福島中通り汚染は広く深刻、国は学童疎開を [BM時評]

 福島市や郡山市など中通り放射能汚染地区の広がりを「文部科学省による放射線量分布マップ」(8/2公表)で確認して、その大きさにショックを受けました。6月から7月に福島第一原発から100キロ以内2000カ所で土壌調査した際に、1メートルの高さで空間線量を測っています。地図を以下に引用します。  ピンクの線で仕切られた飯舘村など計画的避難区域は黄色の点で占められています。その直ぐ下、1.9〜3.8マイクロシーベルト毎時である黄緑色の点が都市部に広がり、1.0〜1.9マイクロシーベルト毎時の緑色が中通り東側を埋め尽くしています。この地区の自然放射線量はせいぜい0.054マイクロシーベルト毎時程度ですから、法定の年間限度線量1ミリシーベルトの10倍前後にもなる地域がこんなにも広大なのです。

 学校の校庭管理で文部科学省は当初は年間20ミリシーベルトを打ち出して非難を浴び、現在は目標1ミリシーベルトになっていますが、日常の生活空間が年間10ミリシーベルト級の汚染空間なら学校だけ下げても無意味です。しかも汚染は主に福島原発事故で降下した放射性セシウムによるもので、子どもが遊んだり運動したりすれば接触する可能性が高いのです。それによる内部被ばくの恐れも考えねばなりません。仕事がある中高年の親はともかく、子どもたちを育てる環境でないことは明白です。

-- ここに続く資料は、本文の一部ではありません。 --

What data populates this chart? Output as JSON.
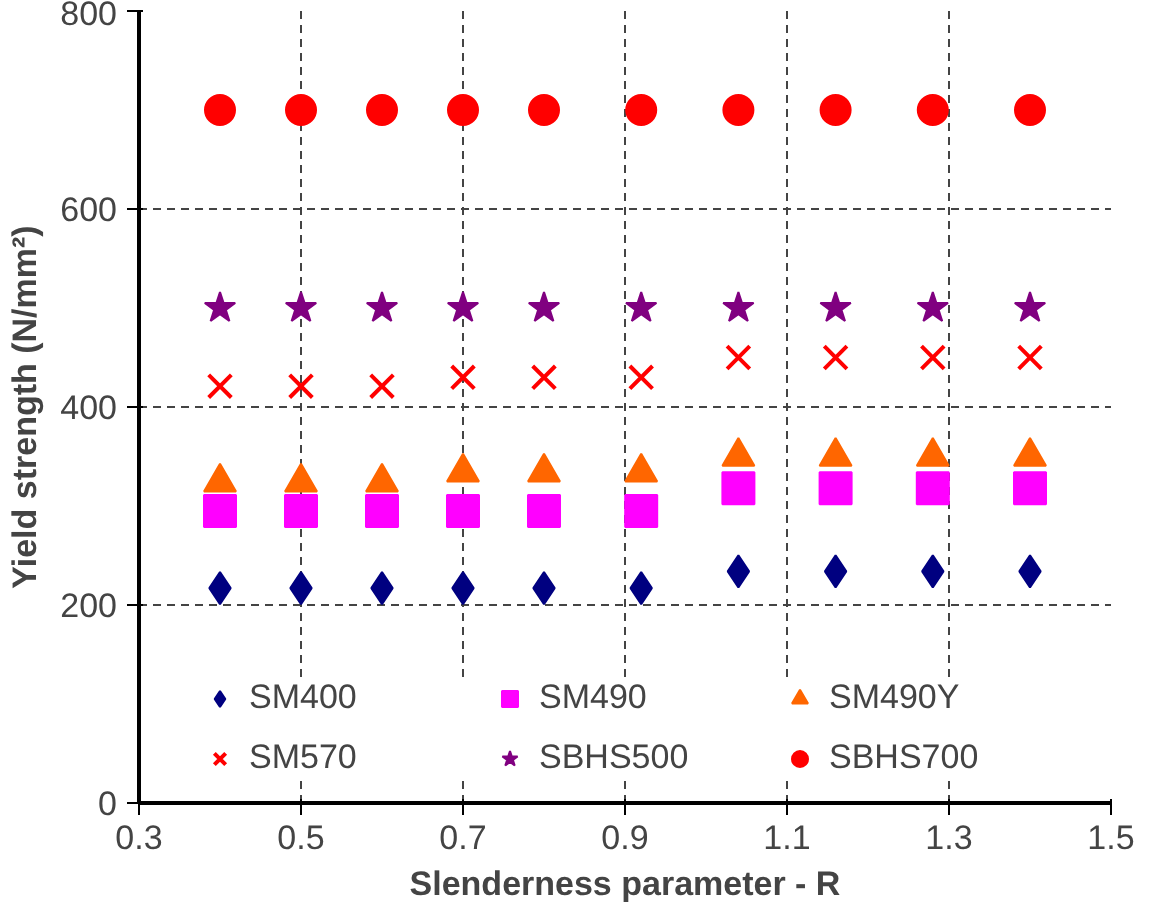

 1学期の終わりに転校していく学童が多数いると報じられましたが、この汚染状況なら当然のことです。不安に思っても転校させる余裕がない親も多いはずです。国が負担して学童疎開を実施すべきです。法の建前から年間限度線量以上なら対象にすべきだと考えますが、少なくとも数倍になる0.5マイクロシーベルト毎時以上の地域は是非とも学童疎開させるべきです。